Figure out what the organisation really needs you to do. Then focus on that job. Instead of trying to do two or three jobs that “kind of, ought to” be done, strip yourself down to the job that you must do and that only you can do.

I hear you mocking, “Tell that to my boss.”  No, you tell it to your boss.  In these times, nobody—including you—can afford to carry responsibilities that aren’t core to the organisation’s purpose.

On a personal level, if your daily activities align with your highest priorities, they have a credible claim to better performance, higher achievement, and peace of mind. In order to prioritise, you need to identify and clarify your values, set goals, and plan weekly and daily in order to accomplish what counts.

One effective method of prioritising is, to simplify and focus on high value tasks for your organisations, customers or target stakeholders. In fact in July this year, Apple celebrated the first anniversary of the App Store. One year and more than one billion downloads later, the App Store has revolutionised the software market and chalked up a wildly successful year in the middle of one of the deepest downturns in business history.

They did this by applying a key principle: focusing simply on the job real customers want done. Clearly, the App Store is successful because it allows customers to get exactly what they want immediately and in a simple and inexpensive way. Simplification reduces uncertainty and gives clarity on what to execute. You can get more predictable results if you focus on simple, high-value offerings for the customer.

Is the App Store simple? Absolutely.  Search the catalog for what you want, and buy with one click. Is the App Store “high-value”? Absolutely. You get low-cost applications that solve such pesky everyday problems as remembering your schedule, counting calories, and checking the weather, as well as giving you instant access to your favourite music.
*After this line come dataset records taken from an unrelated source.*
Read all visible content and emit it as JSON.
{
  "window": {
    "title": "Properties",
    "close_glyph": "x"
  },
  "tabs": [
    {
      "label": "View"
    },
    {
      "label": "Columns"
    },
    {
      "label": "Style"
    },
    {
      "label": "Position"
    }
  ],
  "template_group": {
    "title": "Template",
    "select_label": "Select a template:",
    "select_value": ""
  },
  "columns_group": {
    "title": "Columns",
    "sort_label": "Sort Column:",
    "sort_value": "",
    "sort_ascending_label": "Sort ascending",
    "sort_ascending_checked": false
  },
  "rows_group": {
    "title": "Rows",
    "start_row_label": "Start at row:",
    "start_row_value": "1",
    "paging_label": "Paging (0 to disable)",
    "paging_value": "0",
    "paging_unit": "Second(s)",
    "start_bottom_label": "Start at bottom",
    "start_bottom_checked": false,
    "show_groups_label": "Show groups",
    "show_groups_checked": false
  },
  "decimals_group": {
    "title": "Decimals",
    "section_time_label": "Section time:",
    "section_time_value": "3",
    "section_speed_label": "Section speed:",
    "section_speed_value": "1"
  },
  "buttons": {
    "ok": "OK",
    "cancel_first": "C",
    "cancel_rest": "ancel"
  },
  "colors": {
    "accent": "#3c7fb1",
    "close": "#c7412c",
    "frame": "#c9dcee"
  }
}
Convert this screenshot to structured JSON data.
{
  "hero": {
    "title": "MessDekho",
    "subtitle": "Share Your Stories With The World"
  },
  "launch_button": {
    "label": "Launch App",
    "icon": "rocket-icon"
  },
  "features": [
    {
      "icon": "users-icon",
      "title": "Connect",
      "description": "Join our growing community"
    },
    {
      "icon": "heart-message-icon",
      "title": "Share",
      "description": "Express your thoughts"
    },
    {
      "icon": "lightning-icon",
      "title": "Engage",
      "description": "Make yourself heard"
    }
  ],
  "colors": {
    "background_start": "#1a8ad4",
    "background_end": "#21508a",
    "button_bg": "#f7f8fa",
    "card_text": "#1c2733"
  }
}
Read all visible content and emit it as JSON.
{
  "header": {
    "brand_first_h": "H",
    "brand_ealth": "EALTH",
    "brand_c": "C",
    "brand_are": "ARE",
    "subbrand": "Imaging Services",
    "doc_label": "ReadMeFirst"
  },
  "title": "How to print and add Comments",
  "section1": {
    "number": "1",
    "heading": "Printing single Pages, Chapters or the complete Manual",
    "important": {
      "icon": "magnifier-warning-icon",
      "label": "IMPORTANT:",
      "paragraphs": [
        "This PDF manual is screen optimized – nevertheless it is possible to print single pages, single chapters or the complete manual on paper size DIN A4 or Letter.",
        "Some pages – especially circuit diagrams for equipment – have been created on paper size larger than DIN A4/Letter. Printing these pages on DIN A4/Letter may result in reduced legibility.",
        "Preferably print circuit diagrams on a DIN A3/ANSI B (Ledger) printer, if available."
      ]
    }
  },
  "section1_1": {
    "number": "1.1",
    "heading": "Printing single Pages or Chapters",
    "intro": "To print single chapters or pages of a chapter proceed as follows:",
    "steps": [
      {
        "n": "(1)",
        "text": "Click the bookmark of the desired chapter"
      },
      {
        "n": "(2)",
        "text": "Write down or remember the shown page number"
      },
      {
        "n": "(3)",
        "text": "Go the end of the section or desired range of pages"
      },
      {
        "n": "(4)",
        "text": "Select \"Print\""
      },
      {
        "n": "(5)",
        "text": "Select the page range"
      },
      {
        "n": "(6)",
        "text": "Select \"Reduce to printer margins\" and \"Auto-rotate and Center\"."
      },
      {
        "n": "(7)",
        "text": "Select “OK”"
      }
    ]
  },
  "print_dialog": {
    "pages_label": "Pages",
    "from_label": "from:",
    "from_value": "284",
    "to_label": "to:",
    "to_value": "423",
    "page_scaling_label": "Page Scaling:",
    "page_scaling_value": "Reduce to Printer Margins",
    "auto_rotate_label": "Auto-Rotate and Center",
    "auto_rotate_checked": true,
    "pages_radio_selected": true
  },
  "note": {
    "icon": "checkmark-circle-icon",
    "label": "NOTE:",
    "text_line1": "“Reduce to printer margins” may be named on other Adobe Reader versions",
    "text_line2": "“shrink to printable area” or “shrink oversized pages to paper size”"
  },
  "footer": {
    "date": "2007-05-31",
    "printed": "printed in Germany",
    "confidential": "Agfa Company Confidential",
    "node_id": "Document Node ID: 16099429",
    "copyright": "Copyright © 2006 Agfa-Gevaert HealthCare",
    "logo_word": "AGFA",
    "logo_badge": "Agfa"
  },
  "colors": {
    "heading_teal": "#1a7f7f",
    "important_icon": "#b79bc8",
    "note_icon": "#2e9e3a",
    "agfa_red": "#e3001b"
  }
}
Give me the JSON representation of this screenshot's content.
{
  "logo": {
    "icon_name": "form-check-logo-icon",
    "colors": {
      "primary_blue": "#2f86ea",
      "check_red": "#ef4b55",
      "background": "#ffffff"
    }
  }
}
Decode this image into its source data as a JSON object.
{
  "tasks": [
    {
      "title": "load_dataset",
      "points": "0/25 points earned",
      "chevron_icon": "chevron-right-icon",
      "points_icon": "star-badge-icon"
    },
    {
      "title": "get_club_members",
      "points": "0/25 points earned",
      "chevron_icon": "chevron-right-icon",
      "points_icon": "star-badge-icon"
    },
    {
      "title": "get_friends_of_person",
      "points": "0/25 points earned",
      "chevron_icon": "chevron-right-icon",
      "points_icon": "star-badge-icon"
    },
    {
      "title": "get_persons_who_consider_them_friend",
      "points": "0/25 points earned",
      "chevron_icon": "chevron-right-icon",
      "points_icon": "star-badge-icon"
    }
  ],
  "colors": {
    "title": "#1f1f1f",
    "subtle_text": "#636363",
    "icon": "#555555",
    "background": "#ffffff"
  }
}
There are only 24 hours in the day. No matter how one approaches time management and prioritisation, a few limitations will always be in place. There will only be twenty four given hours in one day. One will need to sleep, eat, tend to hygiene and conduct other “prerequisite” activities. There will always be more things that one might like to do than there is time to do them. When one looks at that collection of limitations, it becomes very clear that proper prioritisation is essential to effective management.